Secondo Scocchia, il patrimonio non utilizzato degli immobili pubblici potrebbe tradursi in risorse concrete. “Sebbene le componenti più redditizie siano già state oggetto di privatizzazione, esiste una vasta quota di immobili pubblici — spesso non censiti — gestiti dalle amministrazioni locali. Oggi una parte significativa di questi beni genera rendimenti prossimi allo zero; basterebbe che rendessero anche solo il 2% per imprimere una svolta importante alle finanze pubbliche”.

Riflettendo sulle sfide del piano industriale italiano, dice: “Negli ultimi decenni spesso si è ragionato su orizzonti troppo brevi. Un piano industriale deve essere una bussola, serve una visione a lungo termine che coinvolga le imprese, le università, il mondo della ricerca. E serve il coraggio di fare scelte, anche impopolari, ma strategiche per il Paese. Questo in passato non è avvenuto a causa dell’instabilità politica, ma ora ci sono le condizioni perché avvenga”.

Scocchia commenta anche le tensioni commerciali con gli Stati Uniti, affermando che un approccio più pragmatico era necessario. “Non parlerei né di vittoria né di pareggio, ma nemmeno di disfatta. Il vero fallimento sarebbe stato uno scontro aperto con gli Stati Uniti, una guerra commerciale che avremmo comunque perso”. Aggiunge che la disparità di potere tra le due parti rendeva complicato affrontare la situazione. “È importante proteggere non solo il nostro business, ma anche quella partnership politica e valoriale che lega le due anime dell’Occidente”.

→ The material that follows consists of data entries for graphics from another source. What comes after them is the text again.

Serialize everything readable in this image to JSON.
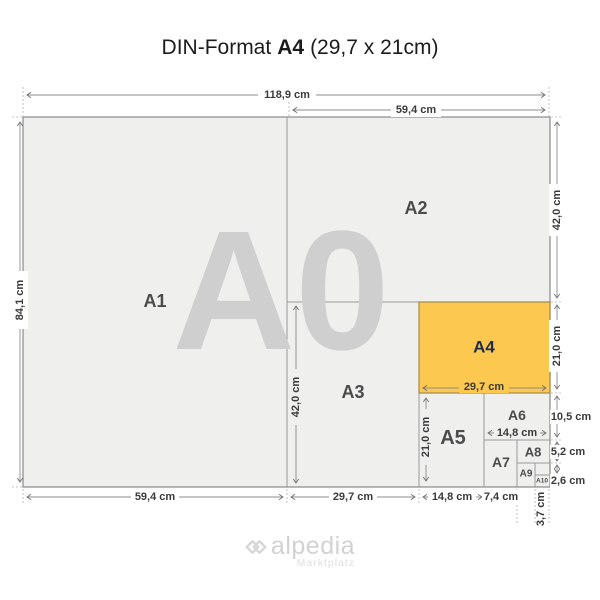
{
  "title": {
    "prefix": "DIN-Format",
    "highlight": "A4",
    "suffix": "(29,7 x 21cm)"
  },
  "watermark": "A0",
  "labels": {
    "a1": "A1",
    "a2": "A2",
    "a3": "A3",
    "a4": "A4",
    "a5": "A5",
    "a6": "A6",
    "a7": "A7",
    "a8": "A8",
    "a9": "A9",
    "a10": "A10"
  },
  "dimensions": {
    "total_width": "118,9 cm",
    "a2_width": "59,4 cm",
    "total_height": "84,1 cm",
    "a2_height": "42,0 cm",
    "a4_height": "21,0 cm",
    "a6_height": "10,5 cm",
    "a8_height": "5,2 cm",
    "a10_height": "2,6 cm",
    "a3_height": "42,0 cm",
    "a5_height": "21,0 cm",
    "a4_width": "29,7 cm",
    "a6_width": "14,8 cm",
    "a1_width": "59,4 cm",
    "a3_width": "29,7 cm",
    "a5_width": "14,8 cm",
    "a7_width": "7,4 cm",
    "a10_width": "3,7 cm"
  },
  "logo": {
    "name": "alpedia",
    "tagline": "Marktplatz"
  },
  "colors": {
    "highlight": "#fdc84f",
    "paper": "#efefee",
    "line": "#8c8c8c",
    "watermark": "#cfcfcf",
    "label": "#4b4b4b",
    "a4_label": "#1d2b4a"
  }
}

Affrontando l’aumento dei costi del caffè, Scocchia ha dichiarato: “Il mercato del caffè sta attraversando una tempesta perfetta. Il caffè verde oggi ha una quotazione attorno ai 380 centesimi per libbra, quasi tre volte la media storica”. Nonostante ciò, illycaffè ha registrato un incremento dell’11% nel fatturato nel primo semestre, dimostrando resilienza nonostante le sfide. “Abbiamo assorbito internamente la maggior parte degli aumenti di costo, senza scaricarli a valle”, afferma, evidenziando che l’aumento dei prezzi è stato contenuto.

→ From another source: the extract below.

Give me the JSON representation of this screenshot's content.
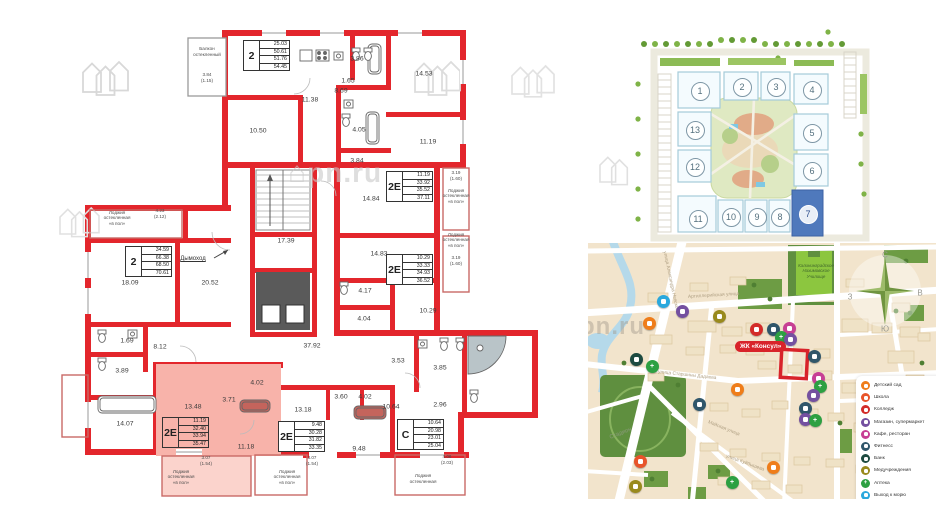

Infine, parlando delle strategie di successo, Scocchia attribuisce il merito alla coerenza e agli investimenti effettuati negli ultimi anni, sottolineando che “nei primi sei mesi il fatturato è cresciuto in tutti i principali canali e mercati, con un progresso del +12% in Italia, +25% in Europa e +21% negli Usa”. Concludendo, afferma che “non è solo una questione di numeri: è un fatto di visione, coraggio e coerenza”.

1 Comment

  1. Mah, queste dichiarazioni mi lasciano un po’ perplesso… Bisogna investire, certo, ma siamo certi che il governo prenda le giuste decisioni? Ogni volta ci promettono tanta roba, ma poi la realtà è ben diversa. E il settore del caffè? È una vera tempesta perfetta, come dice Scocchia. La crescita c’è, ma chi ci guadagna alla fine?